Public Speaking: Non-Verbal Delivery, Eye Contact & Presentation Logistics

Gestures, Props & Mic Awareness

  • Nervous fidgeting with objects

    • Speakers often grab pens, keys, or the lectern out of anxiety.

    • Those objects create audible clicks, taps, or thuds that get amplified by microphones and distract the audience.

    • Instructor’s caution: “If your department ever mics you up for a conference, recital, etc., test everything that might make noise.”

  • Family-style gesturing

    • Many of us inherit or mimic distinctive hand/arm motions from relatives.

    • Class prompt: “Anybody have a family member whose gestures punctuate every syllable?” → minimal student response (only one student mentions a sister).

  • Political-figure case study (gesture + vocal affect)

    • Bill Clinton: trademark thumb-to-fist "beat" on important words.

    • George W. Bush: comparatively sparse, less stylized gestures.

    • Hillary Clinton: described as “pretty stoic.”

    • Barack Obama: fluid hand movement between syllables and a melodic, rising-falling pitch/intonation pattern.

    • Bernie Sanders: “crazy emphatic,” large motions that amplify urgency.

    • Saturday Night Live uses these signature gestures for caricature, proving how visually memorable they are.

Stage Fright & Skill Acquisition

  • Nervousness is normal.

    • Physical sensations (shaky voice, rapid gestures) happen to nearly everyone.

    • Mastery takes more than a short course; even professionals refine skills over years.

  • Innate vs. trained performers

    • A small subset “just have it.”

    • Groups such as ROTC, theatre majors, marching band members typically cope better because they rehearse in public from an early age.

Script Usage & “Creepy” Reading

  • Never read the whole speech

    • Eye-down delivery flattens vocal variety and severs connection with listeners.

  • Single exception (class policy)

    • For Monday’s Pop-Culture Presentation you may read the verbal citation word-for-word without losing points.

    • Everything else must be extemporaneous. Continuous reading is labeled “creepy.”

Eye Contact: What Counts & What Doesn’t

  • Goal in class: “Super non-threatening” gaze—brief sweeps, inclusive of all sections of the room, no staring.

  • Other social contexts where eye contact feels weird or intimidating

    • Strangers at the gym.

    • Restroom stall gaps.

    • Intense gaze during kissing.

Large-Scale Survey on Awkward Eye Contact

  • Source: Journal of Intra- and Interpersonal Communication article (cited by instructor).

  • Method: Online survey with 20,000+ participants.

  • Findings (Top-3 most awkward situations)

    1. Public restroom stall gaps – \approx15,000 respondents flagged this as #1.

    2. During a kiss – listed as #2.

    3. Staring at the gym – not top-3 but within top-10; specifically mentioned by participants.

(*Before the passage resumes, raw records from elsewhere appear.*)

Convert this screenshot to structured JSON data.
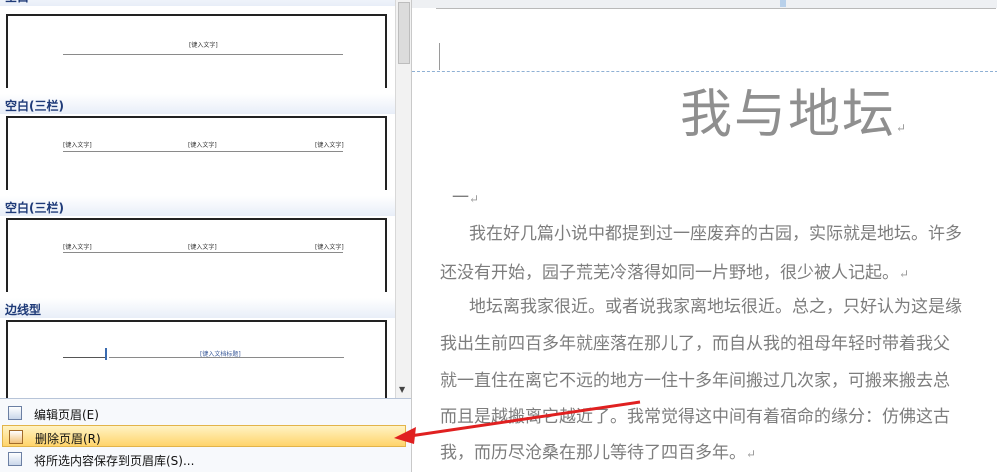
{
  "gallery": {
    "sections": [
      {
        "heading": "空白",
        "placeholders": [
          "[键入文字]"
        ]
      },
      {
        "heading": "空白(三栏)",
        "placeholders": [
          "[键入文字]",
          "[键入文字]",
          "[键入文字]"
        ]
      },
      {
        "heading": "空白(三栏)",
        "placeholders": [
          "[键入文字]",
          "[键入文字]",
          "[键入文字]"
        ]
      },
      {
        "heading": "边线型",
        "placeholders": [
          "[键入文档标题]"
        ]
      }
    ]
  },
  "menu": {
    "items": [
      {
        "label": "编辑页眉(E)",
        "icon": "edit-header-icon",
        "highlighted": false
      },
      {
        "label": "删除页眉(R)",
        "icon": "delete-header-icon",
        "highlighted": true
      },
      {
        "label": "将所选内容保存到页眉库(S)...",
        "icon": "save-to-gallery-icon",
        "highlighted": false
      }
    ]
  },
  "document": {
    "title": "我与地坛",
    "lines": [
      "一",
      "我在好几篇小说中都提到过一座废弃的古园，实际就是地坛。许多",
      "还没有开始，园子荒芜冷落得如同一片野地，很少被人记起。",
      "地坛离我家很近。或者说我家离地坛很近。总之，只好认为这是缘",
      "我出生前四百多年就座落在那儿了，而自从我的祖母年轻时带着我父",
      "就一直住在离它不远的地方一住十多年间搬过几次家，可搬来搬去总",
      "而且是越搬离它越近了。我常觉得这中间有着宿命的缘分：仿佛这古",
      "我，而历尽沧桑在那儿等待了四百多年。"
    ],
    "paragraph_mark": "↵"
  },
  "colors": {
    "accent": "#1e3a78",
    "highlight": "#ffd46b",
    "arrow": "#e02020",
    "body_text": "#7d7d7d"
  }
}
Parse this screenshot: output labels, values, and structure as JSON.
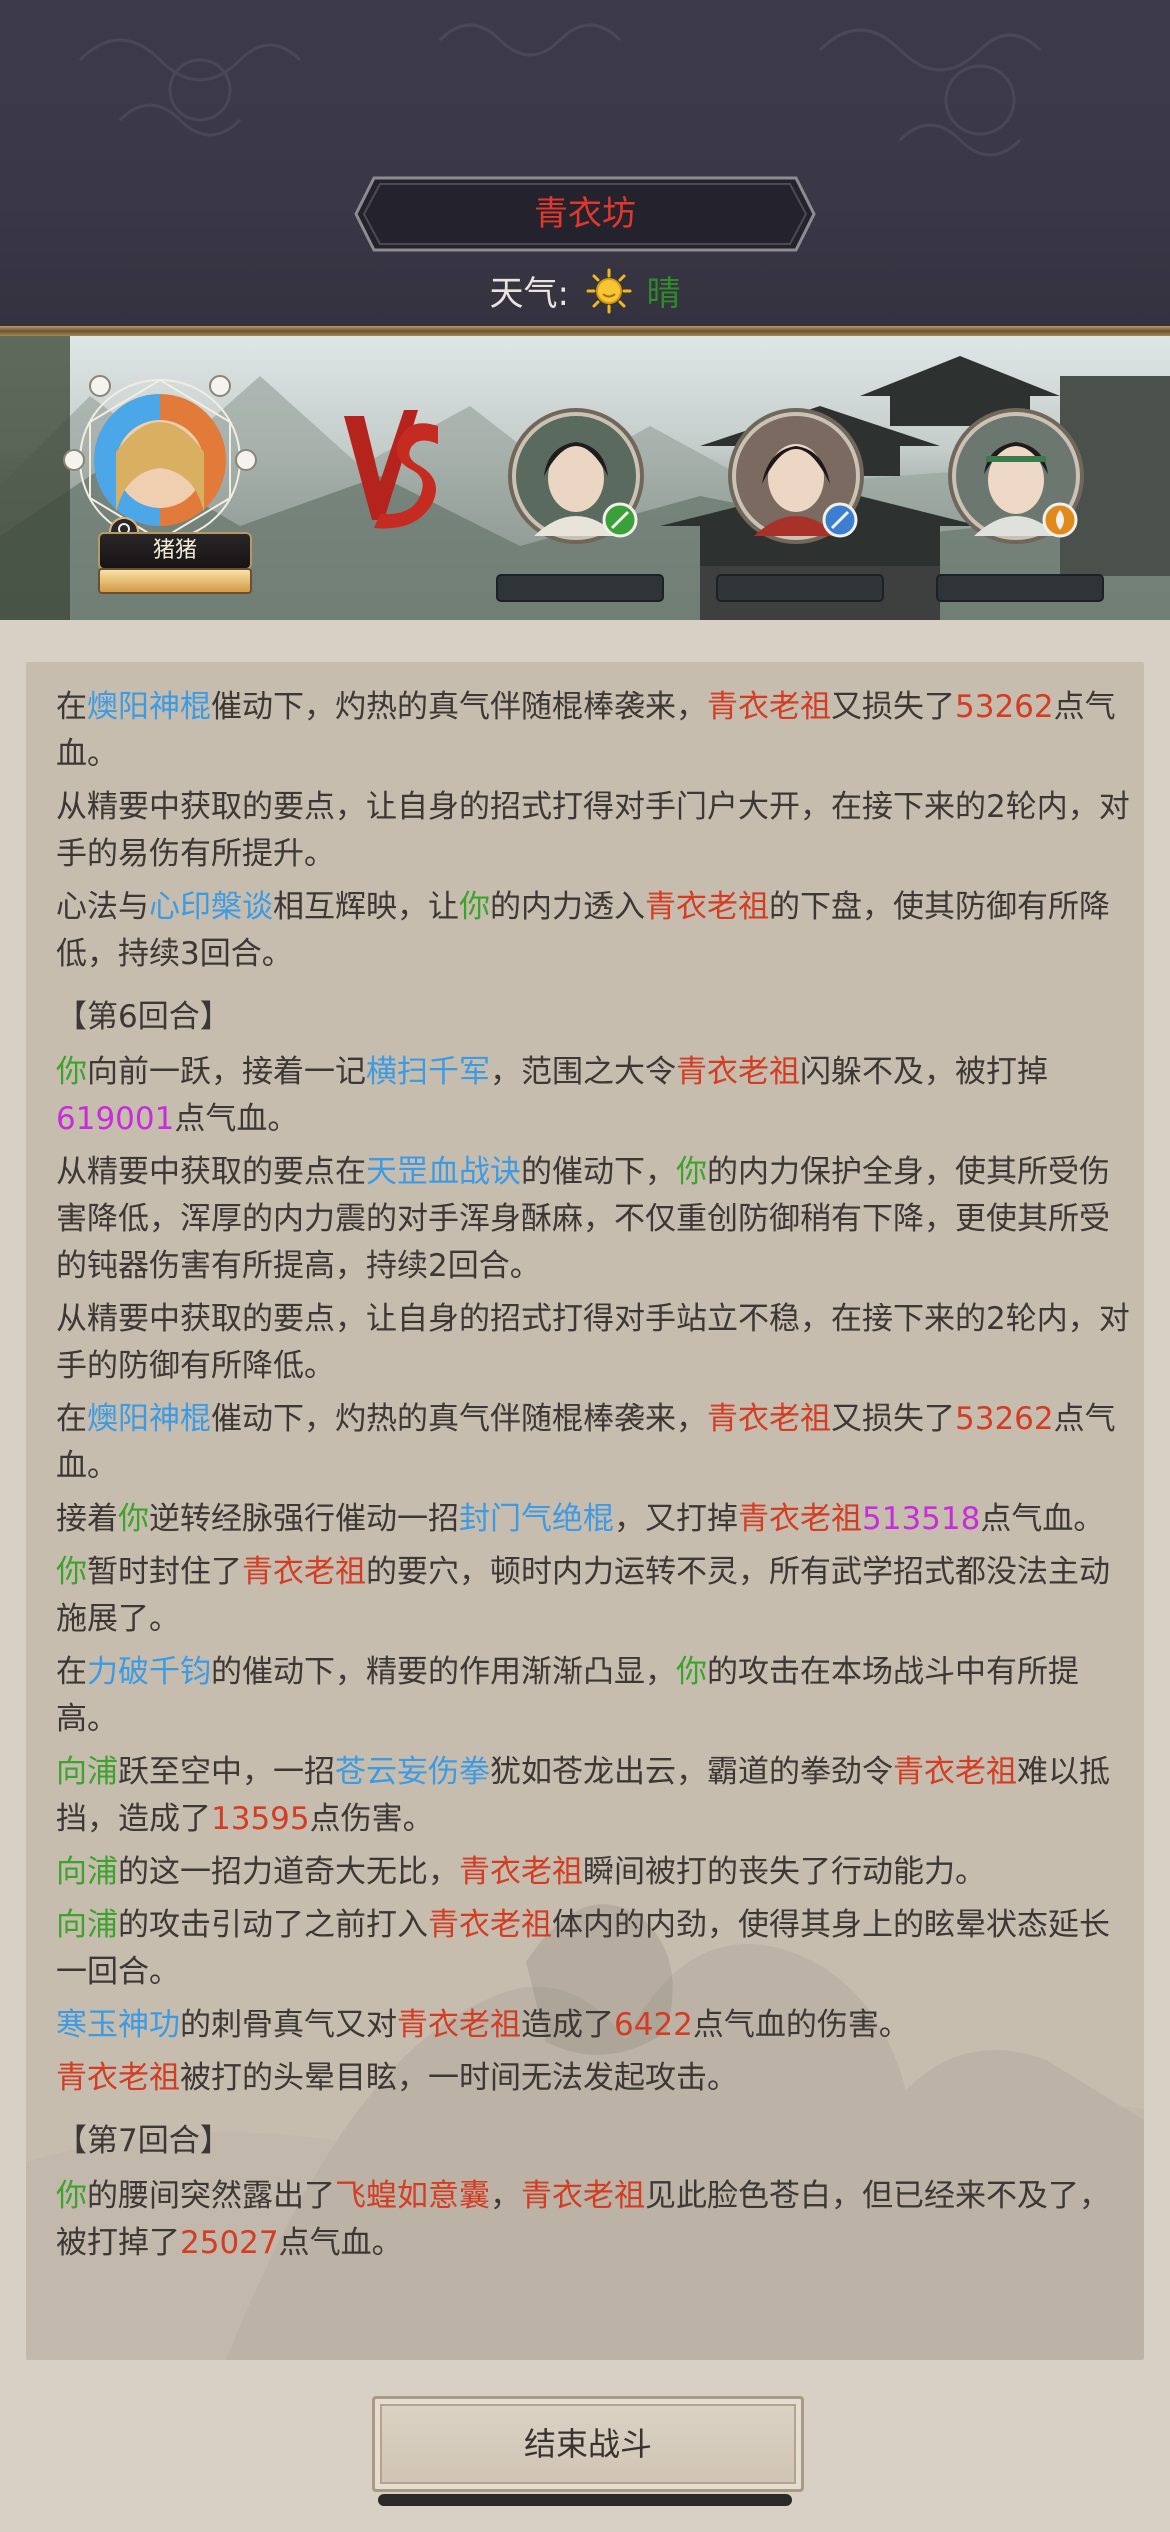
{
  "header": {
    "title": "青衣坊",
    "weather_label": "天气:",
    "weather_value": "晴",
    "weather_icon": "sun-icon"
  },
  "battle": {
    "player": {
      "name": "猪猪",
      "hp_fraction": 1.0,
      "gender_icon": "female-icon"
    },
    "vs_icon": "vs-emblem-icon",
    "enemies": [
      {
        "badge_icon": "green-sword-badge-icon",
        "badge_color": "#3aa03a"
      },
      {
        "badge_icon": "blue-sword-badge-icon",
        "badge_color": "#3c7fd0"
      },
      {
        "badge_icon": "orange-flame-badge-icon",
        "badge_color": "#e08a1e"
      }
    ]
  },
  "log": {
    "entries": [
      {
        "type": "line",
        "segments": [
          {
            "t": "在",
            "c": ""
          },
          {
            "t": "燠阳神棍",
            "c": "blue"
          },
          {
            "t": "催动下，灼热的真气伴随棍棒袭来，",
            "c": ""
          },
          {
            "t": "青衣老祖",
            "c": "red"
          },
          {
            "t": "又损失了",
            "c": ""
          },
          {
            "t": "53262",
            "c": "red"
          },
          {
            "t": "点气血。",
            "c": ""
          }
        ]
      },
      {
        "type": "line",
        "segments": [
          {
            "t": "从精要中获取的要点，让自身的招式打得对手门户大开，在接下来的2轮内，对手的易伤有所提升。",
            "c": ""
          }
        ]
      },
      {
        "type": "line",
        "segments": [
          {
            "t": "心法与",
            "c": ""
          },
          {
            "t": "心印槃谈",
            "c": "blue"
          },
          {
            "t": "相互辉映，让",
            "c": ""
          },
          {
            "t": "你",
            "c": "green"
          },
          {
            "t": "的内力透入",
            "c": ""
          },
          {
            "t": "青衣老祖",
            "c": "red"
          },
          {
            "t": "的下盘，使其防御有所降低，持续3回合。",
            "c": ""
          }
        ]
      },
      {
        "type": "round",
        "segments": [
          {
            "t": "【第6回合】",
            "c": ""
          }
        ]
      },
      {
        "type": "line",
        "segments": [
          {
            "t": "你",
            "c": "green"
          },
          {
            "t": "向前一跃，接着一记",
            "c": ""
          },
          {
            "t": "横扫千军",
            "c": "blue"
          },
          {
            "t": "，范围之大令",
            "c": ""
          },
          {
            "t": "青衣老祖",
            "c": "red"
          },
          {
            "t": "闪躲不及，被打掉",
            "c": ""
          },
          {
            "t": "619001",
            "c": "mag"
          },
          {
            "t": "点气血。",
            "c": ""
          }
        ]
      },
      {
        "type": "line",
        "segments": [
          {
            "t": "从精要中获取的要点在",
            "c": ""
          },
          {
            "t": "天罡血战诀",
            "c": "blue"
          },
          {
            "t": "的催动下，",
            "c": ""
          },
          {
            "t": "你",
            "c": "green"
          },
          {
            "t": "的内力保护全身，使其所受伤害降低，浑厚的内力震的对手浑身酥麻，不仅重创防御稍有下降，更使其所受的钝器伤害有所提高，持续2回合。",
            "c": ""
          }
        ]
      },
      {
        "type": "line",
        "segments": [
          {
            "t": "从精要中获取的要点，让自身的招式打得对手站立不稳，在接下来的2轮内，对手的防御有所降低。",
            "c": ""
          }
        ]
      },
      {
        "type": "line",
        "segments": [
          {
            "t": "在",
            "c": ""
          },
          {
            "t": "燠阳神棍",
            "c": "blue"
          },
          {
            "t": "催动下，灼热的真气伴随棍棒袭来，",
            "c": ""
          },
          {
            "t": "青衣老祖",
            "c": "red"
          },
          {
            "t": "又损失了",
            "c": ""
          },
          {
            "t": "53262",
            "c": "red"
          },
          {
            "t": "点气血。",
            "c": ""
          }
        ]
      },
      {
        "type": "line",
        "segments": [
          {
            "t": "接着",
            "c": ""
          },
          {
            "t": "你",
            "c": "green"
          },
          {
            "t": "逆转经脉强行催动一招",
            "c": ""
          },
          {
            "t": "封门气绝棍",
            "c": "blue"
          },
          {
            "t": "，又打掉",
            "c": ""
          },
          {
            "t": "青衣老祖",
            "c": "red"
          },
          {
            "t": "513518",
            "c": "mag"
          },
          {
            "t": "点气血。",
            "c": ""
          }
        ]
      },
      {
        "type": "line",
        "segments": [
          {
            "t": "你",
            "c": "green"
          },
          {
            "t": "暂时封住了",
            "c": ""
          },
          {
            "t": "青衣老祖",
            "c": "red"
          },
          {
            "t": "的要穴，顿时内力运转不灵，所有武学招式都没法主动施展了。",
            "c": ""
          }
        ]
      },
      {
        "type": "line",
        "segments": [
          {
            "t": "在",
            "c": ""
          },
          {
            "t": "力破千钧",
            "c": "blue"
          },
          {
            "t": "的催动下，精要的作用渐渐凸显，",
            "c": ""
          },
          {
            "t": "你",
            "c": "green"
          },
          {
            "t": "的攻击在本场战斗中有所提高。",
            "c": ""
          }
        ]
      },
      {
        "type": "line",
        "segments": [
          {
            "t": "向浦",
            "c": "green"
          },
          {
            "t": "跃至空中，一招",
            "c": ""
          },
          {
            "t": "苍云妄伤拳",
            "c": "blue"
          },
          {
            "t": "犹如苍龙出云，霸道的拳劲令",
            "c": ""
          },
          {
            "t": "青衣老祖",
            "c": "red"
          },
          {
            "t": "难以抵挡，造成了",
            "c": ""
          },
          {
            "t": "13595",
            "c": "red"
          },
          {
            "t": "点伤害。",
            "c": ""
          }
        ]
      },
      {
        "type": "line",
        "segments": [
          {
            "t": "向浦",
            "c": "green"
          },
          {
            "t": "的这一招力道奇大无比，",
            "c": ""
          },
          {
            "t": "青衣老祖",
            "c": "red"
          },
          {
            "t": "瞬间被打的丧失了行动能力。",
            "c": ""
          }
        ]
      },
      {
        "type": "line",
        "segments": [
          {
            "t": "向浦",
            "c": "green"
          },
          {
            "t": "的攻击引动了之前打入",
            "c": ""
          },
          {
            "t": "青衣老祖",
            "c": "red"
          },
          {
            "t": "体内的内劲，使得其身上的眩晕状态延长一回合。",
            "c": ""
          }
        ]
      },
      {
        "type": "line",
        "segments": [
          {
            "t": "寒玉神功",
            "c": "blue"
          },
          {
            "t": "的刺骨真气又对",
            "c": ""
          },
          {
            "t": "青衣老祖",
            "c": "red"
          },
          {
            "t": "造成了",
            "c": ""
          },
          {
            "t": "6422",
            "c": "red"
          },
          {
            "t": "点气血的伤害。",
            "c": ""
          }
        ]
      },
      {
        "type": "line",
        "segments": [
          {
            "t": "青衣老祖",
            "c": "red"
          },
          {
            "t": "被打的头晕目眩，一时间无法发起攻击。",
            "c": ""
          }
        ]
      },
      {
        "type": "round",
        "segments": [
          {
            "t": "【第7回合】",
            "c": ""
          }
        ]
      },
      {
        "type": "line",
        "segments": [
          {
            "t": "你",
            "c": "green"
          },
          {
            "t": "的腰间突然露出了",
            "c": ""
          },
          {
            "t": "飞蝗如意囊",
            "c": "red"
          },
          {
            "t": "，",
            "c": ""
          },
          {
            "t": "青衣老祖",
            "c": "red"
          },
          {
            "t": "见此脸色苍白，但已经来不及了，被打掉了",
            "c": ""
          },
          {
            "t": "25027",
            "c": "red"
          },
          {
            "t": "点气血。",
            "c": ""
          }
        ]
      }
    ]
  },
  "footer": {
    "end_button_label": "结束战斗"
  },
  "colors": {
    "enemy_name": "#d23d24",
    "skill": "#3c9be3",
    "ally": "#3da32c",
    "crit_damage": "#c82ed8",
    "title": "#e0372e",
    "weather_value": "#2f8a2a"
  }
}
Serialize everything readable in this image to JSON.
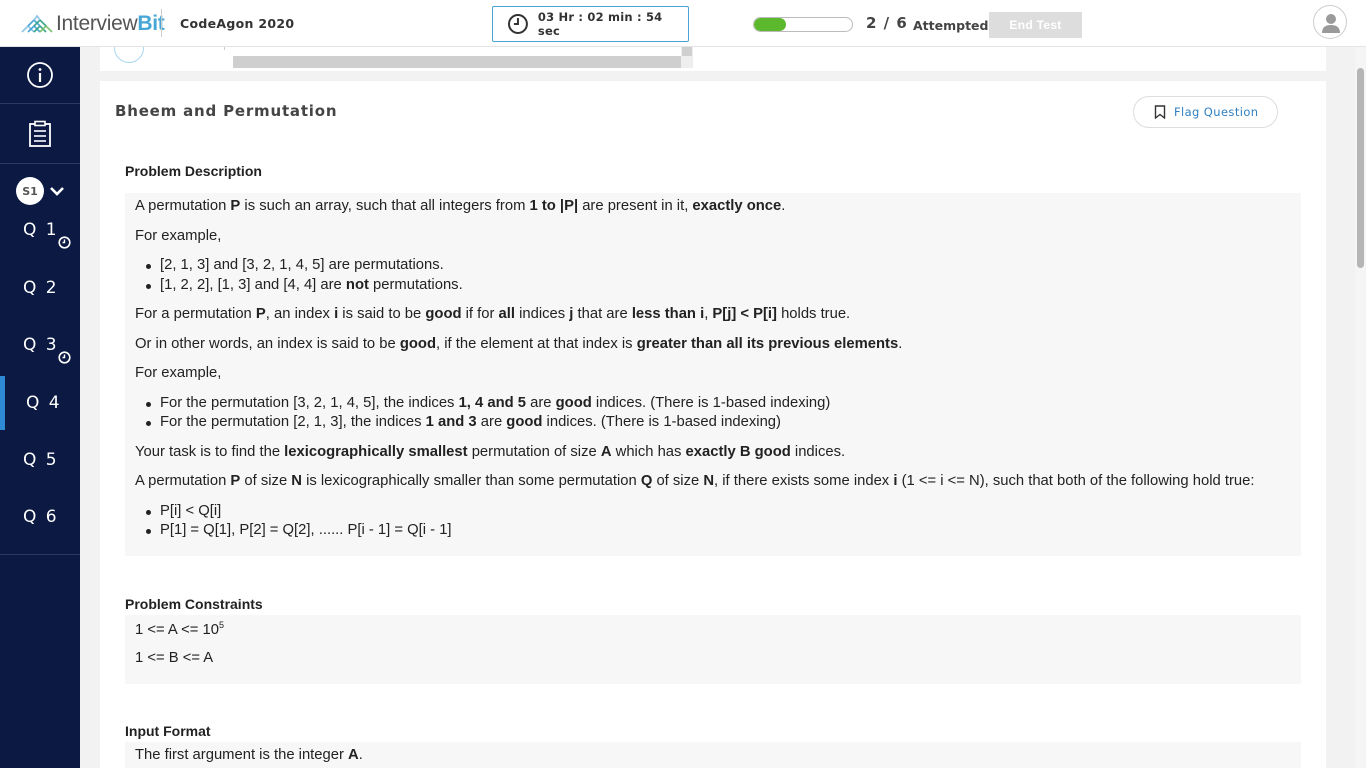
{
  "header": {
    "logo_prefix": "Interview",
    "logo_suffix": "Bit",
    "contest_name": "CodeAgon 2020",
    "timer": "03 Hr : 02 min : 54 sec",
    "attempted_count": "2 / 6",
    "attempted_fraction": 0.33,
    "attempted_label": "Attempted",
    "end_test_label": "End Test"
  },
  "sidebar": {
    "section": "S1",
    "questions": [
      {
        "label": "Q 1",
        "flagged": true,
        "active": false
      },
      {
        "label": "Q 2",
        "flagged": false,
        "active": false
      },
      {
        "label": "Q 3",
        "flagged": true,
        "active": false
      },
      {
        "label": "Q 4",
        "flagged": false,
        "active": true
      },
      {
        "label": "Q 5",
        "flagged": false,
        "active": false
      },
      {
        "label": "Q 6",
        "flagged": false,
        "active": false
      }
    ]
  },
  "problem": {
    "title": "Bheem and Permutation",
    "flag_label": "Flag Question",
    "description_heading": "Problem Description",
    "constraints_heading": "Problem Constraints",
    "input_heading": "Input Format",
    "d1": [
      "A permutation ",
      "P",
      " is such an array, such that all integers from ",
      "1 to |P|",
      " are present in it, ",
      "exactly once",
      "."
    ],
    "d2": "For example,",
    "b1": "[2, 1, 3] and [3, 2, 1, 4, 5] are permutations.",
    "b2": [
      "[1, 2, 2], [1, 3] and [4, 4] are ",
      "not",
      " permutations."
    ],
    "d3": [
      "For a permutation ",
      "P",
      ", an index ",
      "i",
      " is said to be ",
      "good",
      " if for ",
      "all",
      " indices ",
      "j",
      " that are ",
      "less than i",
      ", ",
      "P[j] < P[i]",
      " holds true."
    ],
    "d4": [
      "Or in other words, an index is said to be ",
      "good",
      ", if the element at that index is ",
      "greater than all its previous elements",
      "."
    ],
    "d5": "For example,",
    "b3": [
      "For the permutation [3, 2, 1, 4, 5], the indices ",
      "1, 4 and 5",
      " are ",
      "good",
      " indices. (There is 1-based indexing)"
    ],
    "b4": [
      "For the permutation [2, 1, 3], the indices ",
      "1 and 3",
      " are ",
      "good",
      " indices. (There is 1-based indexing)"
    ],
    "d6": [
      "Your task is to find the ",
      "lexicographically smallest",
      " permutation of size ",
      "A",
      " which has ",
      "exactly B good",
      " indices."
    ],
    "d7": [
      "A permutation ",
      "P",
      " of size ",
      "N",
      " is lexicographically smaller than some permutation ",
      "Q",
      " of size ",
      "N",
      ", if there exists some index ",
      "i",
      " (1 <= i <= N), such that both of the following hold true:"
    ],
    "b5": "P[i] < Q[i]",
    "b6": "P[1] = Q[1], P[2] = Q[2], ...... P[i - 1] = Q[i - 1]",
    "c1_base": "1 <= A <= 10",
    "c1_exp": "5",
    "c2": "1 <= B <= A",
    "i1": [
      "The first argument is the integer ",
      "A",
      "."
    ]
  },
  "colors": {
    "sidebar_bg": "#0b1943",
    "accent": "#2f8ad5",
    "progress": "#5cb82c"
  }
}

  • Implication for speakers: Know the threshold where gaze shifts from “engagement” to “threat.”

Non-Human Feedback: Pets & Eye Contact

  • Pets leverage prolonged stares to demand food, outdoor time, or play.

  • Analogy: Audiences send similar non-verbal signals—fidgeting, knob-twisting, or prolonged gaze when they need clarity or speed-up.

Reading Audience Cues

  • Look for signs like:

    • Listeners leaning forward or tilting heads = curiosity.

    • Hands on phones or backpacks = distraction.

    • Long, fixed gazes = either strong interest or discomfort—adjust tone or pacing accordingly.

Administrative / Logistic Reminders

  • Pop-Culture Presentation topics must be “medicated” (i.e., finalized/approved) before class ends.

  • Off-campus review session:

    • Scheduled for Sunday.

    • Attendance is optional but beneficial for grammar, writing, and formatting feedback.

  • Email policy:

    • Instructor checks email about 8{:}30 PM nightly.

    • Questions welcome, but be specific (avoid vague requests like “Look over my paper”).

Practical Takeaways / Action Items

  • Silence or remove any object that can click, clack, or jingle before you speak.

  • Rehearse natural gestures; avoid repetitive ticks that distract.

  • Practice delivering without a script—use bullet prompts only.

  • Employ a soft, roaming gaze: three-second glides to different audience zones.

  • Observe and decode audience body language; be ready to adjust pace or emphasis.

  • Attend Sunday’s review or email concrete questions by 20{:}30 for timely assistance.